How do tell when my stylus is too much worn?


I have had my MC cartridge for about 5 years. I haven't kept a proper log but I would guess about 7-800 hrs. How can I tell BY LISTENING that it is worn enough to replace or retip? Does it get edgy or shrill or....?
I suspect that the change would be so gradual that it might be hard to tell, as the ear slowly accomodates.
Of course I should remove the cartridge and view under a microscope but un mounting and remounting is a perilous business that I would like to avoid.


rrm
Dear @aspens  : Ortofon published its scientific research about in its site and suddenly dissapeared but was there where for the very first time I learned that at 500 hours of play the stylus tip will starts to make damages in the LP records even that we can't be aware of that damage.

In those all times I posted several times that any cartridge must be rettiped as long as 800 hours of playing time or maximum 1K and every body told me that's was a " crazy " statement because the manufacturers states at least 2K and so no one cares really about.

Not many time ago a gentleman with a Lyra Atlas started a thread because his cartridge was not running with the excellent quality performance he was accustom to. Many Agoners posted their opinions what he needs to do to try fix the problems. 
His cartridge was over 1K hours and I posted that the overall problem was at the stylus tip but he and the other Agoners just all disagree with my post and one of their posts told something like: " M.Fremer Atlas sampler has over 1.5K hours and he reported no single problem ".

Time latter the Atlas owner looks how the stylus tip not only was worn but broken and that cantilever stylus tip is second to none.

No matters what and what the cartridge manufacturers say and if we want to preserve in better condition our beloved LPs and we want to have a " steady " high quality level performance for any and I mean it: ANY cartridge we must to retip between 500-800 hours no matter what.

Many of us are not aware of the stylus " problems " because our home audio system has not a good overall resolution or our ears gone/goes " accustomed "  to the sound and maybe we have not a in deep evaluation proccess to check time to time the listening experience with our cartridges, a proccess that at least needs to have 10-12 recording tracks with different LPs that we know perfectly what we are listening even its click/pops kind of tone. With out this kind of evaluation proccess is almost imposible to evaluate not only the stylus level performance but nothing else. We need that knowlege level.

We can think that MF has that knowledge level but if you read his reviews he always is listening through the review different LPs almost never listening the same LPs with the same LP tracks ! " and he is a " professional reviewer ".

500-800 playing hours is the retip time, no matter what.

Of course this is my opinion only the ONE important is what  all of you think about.

Btw, thank's for your links very useful and leave no " land " to any dude or arguments against it because the research was made it by cartridge manufacturers true EXPERTS not audiophiles or music lovers like us.

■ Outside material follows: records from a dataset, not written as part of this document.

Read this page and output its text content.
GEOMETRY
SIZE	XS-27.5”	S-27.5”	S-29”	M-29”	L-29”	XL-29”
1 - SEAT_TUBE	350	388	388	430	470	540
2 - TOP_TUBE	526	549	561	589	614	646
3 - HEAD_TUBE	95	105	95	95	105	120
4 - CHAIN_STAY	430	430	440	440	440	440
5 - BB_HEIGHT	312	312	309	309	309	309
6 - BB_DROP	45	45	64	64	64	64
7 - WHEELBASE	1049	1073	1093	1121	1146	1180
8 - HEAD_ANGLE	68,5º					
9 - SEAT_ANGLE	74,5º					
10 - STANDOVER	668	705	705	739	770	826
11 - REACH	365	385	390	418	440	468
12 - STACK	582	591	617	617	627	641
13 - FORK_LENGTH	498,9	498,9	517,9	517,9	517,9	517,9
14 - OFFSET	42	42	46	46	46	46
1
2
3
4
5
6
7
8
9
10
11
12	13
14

Regards and enjoy the MUSIC NOT DISTORTIONS,
R


Dear @rauliruegas, Thank you for your post. And the heads up about Ortofon research. I may inquire again with them. You have been there before, and so have I and as reported in my essay, so have others. Even after I posted a link to my article, which others tell me is well researched, folks assert that retipping at say 500± hours is "nonsense." That is the main reason why I say at some point in my article in reference to me, "People generally believe they know far more than they actually do, and as a consequence, they can be highly skeptical of new information." As Bill Walton is famous for saying, "You can’t teach someone what they don’t want to know." That noted, my recommendation is simple, at about 500 to 600 hours, have your stylus tip checked for wear. If the 500 hour marker is nonsense, the check will reveal that.

I have not done original research on stylus wear. I know that. I only report what Shure and JICO and Harold Weiler and many others actually learned though empirical research. If that is insufficient to get folks to at least check their stylus tips for critical wear, you can’t do more. Advanced tip shapes are designed to maximize the contact with a vinyl groove across the tip and groove. That is why they are so good at high frequency reproduction. And they exhibit distortion only at the point they are damaging record grooves.

But these shapes are still made of diamond. And diamond wears. Shape matters not on the rate of wear; it is VTF per unit area of tip exposure. A lot of that wear comes from grit embedded in the record groove that defies our ability to remove it. Some folks believe that dirt begins to abrade the diamond tip, creating in the process diamond dust. The additional of diamond dust is even more abrasive thereby accelerating tip wear. This is supposition on my part yet I have made an inquiry of someone who knows to see what the precise process is. However, I was told point blank by someone with many, many decades of direct observation that stylus tip shape makes little or not difference is stylus tip life.

Coming from me, I understand that is hearsay. I’m sorry. So that brings me around to the simple recommendation to have your tip examined at about 500 to 600 hours so that you can learn from yourself if it has critical wear. If that examination proves your tip is barely worn, you now have a strong reference point. But if you do not check it, and insist they last for 1,500 hour or more, well, they are your records. On the other hand, maybe on some systems, 500 hours is too soon, it is nonsense. Just check it.
Again, thank you for reaching out and I am glad you enjoyed the piece. It took me a lot longer to put together than I originally anticipated. But I did it to learn, and learn I did.
Some styli must be replaced not after 500hrs, but after 200-300 hrs max, it is all depends on the stylus profile (conical or elliptical dies fast). There is no universal rules for all stylus profiles. Diamonds are not alike, look here.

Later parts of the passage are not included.